On 6/11/2018 11:44 AM, Andreas Ladanyi wrote:
> Hi,
> 
> i red this page http://docs.openafs.org/QuickStartUnix/HDRWQ114.html
> 
> In my case the new database server has lowest ip and has no database
> content.
> 
> So how is the database synchronised from the old database (old ubik)
> servers which are currently running and with up to date database content ?
> 
> Do i have to backup / restore the DB0 files to the new ubik coordintor
> once ? Or should i dont care about because ubik will do all magic for me ?

When a coordinator (aka sync site) is elected it enters recovery mode.

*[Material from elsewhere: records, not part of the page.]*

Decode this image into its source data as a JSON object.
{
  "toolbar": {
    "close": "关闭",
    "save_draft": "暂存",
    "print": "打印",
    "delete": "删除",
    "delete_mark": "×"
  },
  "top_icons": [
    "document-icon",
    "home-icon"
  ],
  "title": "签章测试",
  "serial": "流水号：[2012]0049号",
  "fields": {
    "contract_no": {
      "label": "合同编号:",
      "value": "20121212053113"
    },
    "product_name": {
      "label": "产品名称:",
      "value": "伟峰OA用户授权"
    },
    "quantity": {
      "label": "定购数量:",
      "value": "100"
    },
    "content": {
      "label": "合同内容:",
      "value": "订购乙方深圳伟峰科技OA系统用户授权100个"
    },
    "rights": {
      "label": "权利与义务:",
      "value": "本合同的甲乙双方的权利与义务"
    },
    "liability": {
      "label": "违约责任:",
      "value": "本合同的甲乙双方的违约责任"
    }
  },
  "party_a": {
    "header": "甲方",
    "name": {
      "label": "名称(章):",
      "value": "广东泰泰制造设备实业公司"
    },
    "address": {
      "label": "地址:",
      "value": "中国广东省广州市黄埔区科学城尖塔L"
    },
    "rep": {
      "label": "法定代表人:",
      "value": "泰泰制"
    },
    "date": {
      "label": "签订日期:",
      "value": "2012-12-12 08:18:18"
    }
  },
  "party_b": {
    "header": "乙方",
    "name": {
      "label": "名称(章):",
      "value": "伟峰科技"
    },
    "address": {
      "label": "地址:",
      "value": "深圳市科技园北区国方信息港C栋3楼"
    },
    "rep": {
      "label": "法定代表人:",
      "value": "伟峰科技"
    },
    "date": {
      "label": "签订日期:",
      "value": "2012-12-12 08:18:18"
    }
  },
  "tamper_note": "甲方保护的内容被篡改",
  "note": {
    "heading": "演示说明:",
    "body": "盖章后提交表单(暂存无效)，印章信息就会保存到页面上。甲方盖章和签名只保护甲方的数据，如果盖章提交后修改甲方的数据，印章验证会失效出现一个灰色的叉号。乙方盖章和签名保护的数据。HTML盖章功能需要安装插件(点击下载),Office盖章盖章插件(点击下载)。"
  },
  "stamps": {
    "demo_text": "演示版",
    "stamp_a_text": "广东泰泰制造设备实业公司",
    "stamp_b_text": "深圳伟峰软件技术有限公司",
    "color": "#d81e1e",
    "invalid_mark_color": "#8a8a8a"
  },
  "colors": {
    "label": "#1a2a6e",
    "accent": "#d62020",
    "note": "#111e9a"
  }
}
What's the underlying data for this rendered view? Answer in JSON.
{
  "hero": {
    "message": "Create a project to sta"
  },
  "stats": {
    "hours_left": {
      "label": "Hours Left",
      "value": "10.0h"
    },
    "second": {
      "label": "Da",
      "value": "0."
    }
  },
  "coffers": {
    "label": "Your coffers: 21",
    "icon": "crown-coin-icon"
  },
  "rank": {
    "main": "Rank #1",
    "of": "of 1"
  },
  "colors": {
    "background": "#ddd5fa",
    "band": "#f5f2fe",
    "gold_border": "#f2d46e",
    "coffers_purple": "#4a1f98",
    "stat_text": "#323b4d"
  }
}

The first step in recovery mode is "find the latest database".  In
OpenAFS, the coordinator queries all of the non-clone peers for their
database version.  It then decides whether it has the latest database or
another peer does.

At this point the coordinator is in recovery state "Found DB".

If another peer does, then it fetches the more recent database.

At this point the coordinator is in recovery state "Have DB".

The coordinator then ensures that all peers receive the current DB.

At this point the recovery state is "Sent DB".

The coordinator can now begin processing write requests.  After the
first write request the recovery state becomes "Modified DB".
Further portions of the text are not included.